Italian journalist (1949–2017)

Oliviero Beha (14 January 1949 – 13 May 2017) was an Italian journalist, writer, essayist, TV, and radio host.

==Biography==
Beha was born in Florence and began work as a journalist in 1973 for the sports newspaper Tuttosport and for Paese Sera. During his stay in Madrid, he graduated and also practised athletics for Real Madrid.

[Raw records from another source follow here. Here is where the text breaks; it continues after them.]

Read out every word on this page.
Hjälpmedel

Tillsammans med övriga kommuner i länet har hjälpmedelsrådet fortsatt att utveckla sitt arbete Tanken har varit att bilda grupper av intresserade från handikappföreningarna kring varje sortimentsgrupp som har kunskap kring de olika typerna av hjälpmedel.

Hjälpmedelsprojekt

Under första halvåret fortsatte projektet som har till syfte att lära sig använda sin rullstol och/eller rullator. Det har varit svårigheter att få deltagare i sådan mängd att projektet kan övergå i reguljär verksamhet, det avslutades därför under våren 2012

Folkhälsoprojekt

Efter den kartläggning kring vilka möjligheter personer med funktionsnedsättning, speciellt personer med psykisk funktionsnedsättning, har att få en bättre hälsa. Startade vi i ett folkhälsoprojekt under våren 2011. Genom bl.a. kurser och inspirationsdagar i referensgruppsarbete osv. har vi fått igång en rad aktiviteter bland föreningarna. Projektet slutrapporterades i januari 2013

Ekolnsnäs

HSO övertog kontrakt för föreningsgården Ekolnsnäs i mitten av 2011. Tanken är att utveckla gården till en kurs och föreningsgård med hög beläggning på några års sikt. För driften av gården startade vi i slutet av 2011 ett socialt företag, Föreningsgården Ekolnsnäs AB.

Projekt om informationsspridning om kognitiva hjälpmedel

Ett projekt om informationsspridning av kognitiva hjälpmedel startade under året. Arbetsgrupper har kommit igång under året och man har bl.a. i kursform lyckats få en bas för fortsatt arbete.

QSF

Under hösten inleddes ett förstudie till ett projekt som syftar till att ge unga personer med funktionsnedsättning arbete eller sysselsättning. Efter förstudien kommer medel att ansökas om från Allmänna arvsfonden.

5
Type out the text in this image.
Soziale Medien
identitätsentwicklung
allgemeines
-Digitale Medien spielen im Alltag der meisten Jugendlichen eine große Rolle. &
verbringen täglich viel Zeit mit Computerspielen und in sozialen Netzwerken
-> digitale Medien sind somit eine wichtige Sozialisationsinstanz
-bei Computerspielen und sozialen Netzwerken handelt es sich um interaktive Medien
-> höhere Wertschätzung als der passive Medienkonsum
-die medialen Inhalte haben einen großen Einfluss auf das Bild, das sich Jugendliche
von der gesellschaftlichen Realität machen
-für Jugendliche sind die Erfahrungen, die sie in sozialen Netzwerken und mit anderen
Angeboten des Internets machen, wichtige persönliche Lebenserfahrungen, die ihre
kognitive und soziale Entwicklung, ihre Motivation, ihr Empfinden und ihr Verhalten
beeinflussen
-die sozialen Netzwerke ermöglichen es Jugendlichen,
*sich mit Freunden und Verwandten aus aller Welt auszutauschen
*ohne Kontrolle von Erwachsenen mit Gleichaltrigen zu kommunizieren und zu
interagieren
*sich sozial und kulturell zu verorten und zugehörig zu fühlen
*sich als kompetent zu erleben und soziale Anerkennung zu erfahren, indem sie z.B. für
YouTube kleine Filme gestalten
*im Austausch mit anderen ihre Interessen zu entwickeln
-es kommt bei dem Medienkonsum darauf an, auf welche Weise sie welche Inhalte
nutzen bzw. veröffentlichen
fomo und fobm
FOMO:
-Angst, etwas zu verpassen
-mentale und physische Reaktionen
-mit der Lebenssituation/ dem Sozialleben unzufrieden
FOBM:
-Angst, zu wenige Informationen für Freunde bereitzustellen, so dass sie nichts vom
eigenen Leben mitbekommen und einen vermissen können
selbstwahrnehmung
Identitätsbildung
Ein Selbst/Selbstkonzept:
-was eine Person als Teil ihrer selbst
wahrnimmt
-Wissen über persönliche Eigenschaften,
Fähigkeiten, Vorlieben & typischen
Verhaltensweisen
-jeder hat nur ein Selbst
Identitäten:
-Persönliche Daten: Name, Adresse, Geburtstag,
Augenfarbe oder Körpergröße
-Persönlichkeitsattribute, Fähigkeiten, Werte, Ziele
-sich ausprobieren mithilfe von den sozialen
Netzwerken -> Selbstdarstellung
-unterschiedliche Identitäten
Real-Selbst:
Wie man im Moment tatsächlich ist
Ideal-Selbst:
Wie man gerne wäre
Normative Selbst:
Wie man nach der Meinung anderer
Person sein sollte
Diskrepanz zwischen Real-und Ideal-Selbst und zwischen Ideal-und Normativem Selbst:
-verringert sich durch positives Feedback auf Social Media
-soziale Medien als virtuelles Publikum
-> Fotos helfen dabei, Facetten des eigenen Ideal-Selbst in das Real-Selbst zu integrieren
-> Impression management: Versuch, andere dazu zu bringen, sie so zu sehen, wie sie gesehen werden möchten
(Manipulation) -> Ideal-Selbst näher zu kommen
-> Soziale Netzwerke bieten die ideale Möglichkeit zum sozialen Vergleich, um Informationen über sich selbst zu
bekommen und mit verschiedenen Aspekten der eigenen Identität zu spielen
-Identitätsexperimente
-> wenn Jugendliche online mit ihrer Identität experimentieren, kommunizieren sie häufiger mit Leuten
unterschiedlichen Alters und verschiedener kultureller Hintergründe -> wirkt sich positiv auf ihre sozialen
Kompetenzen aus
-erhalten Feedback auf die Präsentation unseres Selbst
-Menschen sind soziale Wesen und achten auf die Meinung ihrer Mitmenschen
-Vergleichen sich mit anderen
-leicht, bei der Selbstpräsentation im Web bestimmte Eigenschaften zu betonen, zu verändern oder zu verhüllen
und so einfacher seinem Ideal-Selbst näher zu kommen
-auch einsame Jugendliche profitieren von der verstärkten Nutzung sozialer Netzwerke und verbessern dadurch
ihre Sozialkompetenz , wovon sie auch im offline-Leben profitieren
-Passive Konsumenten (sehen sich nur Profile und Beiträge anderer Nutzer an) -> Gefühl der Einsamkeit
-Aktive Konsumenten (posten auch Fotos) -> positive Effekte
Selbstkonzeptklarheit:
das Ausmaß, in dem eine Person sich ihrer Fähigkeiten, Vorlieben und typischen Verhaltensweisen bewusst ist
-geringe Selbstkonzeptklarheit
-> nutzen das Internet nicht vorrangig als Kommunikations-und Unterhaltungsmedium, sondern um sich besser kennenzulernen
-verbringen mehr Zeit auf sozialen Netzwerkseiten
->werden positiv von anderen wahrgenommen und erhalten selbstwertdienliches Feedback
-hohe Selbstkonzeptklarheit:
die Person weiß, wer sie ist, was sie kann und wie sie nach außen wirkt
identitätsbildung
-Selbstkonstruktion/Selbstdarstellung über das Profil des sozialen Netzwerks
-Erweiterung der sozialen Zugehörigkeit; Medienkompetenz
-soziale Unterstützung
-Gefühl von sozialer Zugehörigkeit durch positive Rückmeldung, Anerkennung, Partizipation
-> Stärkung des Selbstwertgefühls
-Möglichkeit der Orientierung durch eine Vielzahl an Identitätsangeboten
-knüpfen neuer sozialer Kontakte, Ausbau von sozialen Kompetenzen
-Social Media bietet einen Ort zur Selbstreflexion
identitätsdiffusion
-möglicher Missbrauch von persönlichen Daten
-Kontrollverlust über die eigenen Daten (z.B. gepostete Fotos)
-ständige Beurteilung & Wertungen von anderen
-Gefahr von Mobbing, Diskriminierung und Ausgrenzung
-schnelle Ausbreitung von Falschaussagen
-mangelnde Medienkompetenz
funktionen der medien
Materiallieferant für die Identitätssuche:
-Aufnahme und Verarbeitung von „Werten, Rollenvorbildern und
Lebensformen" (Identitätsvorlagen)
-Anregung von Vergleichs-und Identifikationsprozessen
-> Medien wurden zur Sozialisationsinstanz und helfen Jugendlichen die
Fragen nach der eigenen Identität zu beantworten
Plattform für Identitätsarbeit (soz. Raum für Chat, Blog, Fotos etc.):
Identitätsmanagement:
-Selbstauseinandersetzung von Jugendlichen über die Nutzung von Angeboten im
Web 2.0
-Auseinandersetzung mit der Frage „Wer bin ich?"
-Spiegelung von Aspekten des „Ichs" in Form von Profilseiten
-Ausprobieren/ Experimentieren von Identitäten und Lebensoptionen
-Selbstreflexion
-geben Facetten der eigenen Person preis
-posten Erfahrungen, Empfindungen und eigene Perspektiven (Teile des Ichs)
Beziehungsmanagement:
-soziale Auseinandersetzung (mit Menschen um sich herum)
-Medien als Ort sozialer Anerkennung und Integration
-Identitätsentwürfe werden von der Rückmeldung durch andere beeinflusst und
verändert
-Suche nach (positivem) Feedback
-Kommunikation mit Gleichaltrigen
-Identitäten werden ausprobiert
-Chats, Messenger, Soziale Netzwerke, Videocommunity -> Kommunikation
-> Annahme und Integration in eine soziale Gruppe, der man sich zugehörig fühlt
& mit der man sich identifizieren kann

From 1976 to 1985, he worked for the left-oriented newspaper La Repubblica, dealing with sport and social themes, and wrote articles for several editions of the Olympic Games. In 1984, he published a report in which the result of the football match between Italy and Cameroon in the 1982 Football World Cup had been decided between the players before the match. After also working for the newspaper Rinascita, Il Messaggero and Il Mattino (Beha later also worked for the right-wing L'Indipendente), in 1987, he began hosting the TV show Va' pensiero, together with Communist journalist Andrea Barbato. The show was aired on Rai 3 and lasted until 1989.

In the following years, Beha provided TV specials about Italian and international themes for Italian state television, mostly for Rai 3, and hosted the show Un terno al lotto (1991) in which people seeking and offering jobs could meet freely. The following year, Beha launched Radio Zorro, a daily radio show aired on Radio Rai. The show, later rechristened Radio Zorro 3131, was cancelled in 2004, a period in which the right government coalition led by Silvio Berlusconi controlled Rai; the closure was followed by a series of legal suits by Beha against Rai.

Beha also wrote several books, including essays and poetry collections, which won several Italian literary prizes. Among his numerous activities in the 2000s, Beha also wrote for the left newspaper L'Unità (2005–2008), and was a co-founder of Il Fatto Quotidiano in 2009. He died in Rome on 13 May 2017, aged 68.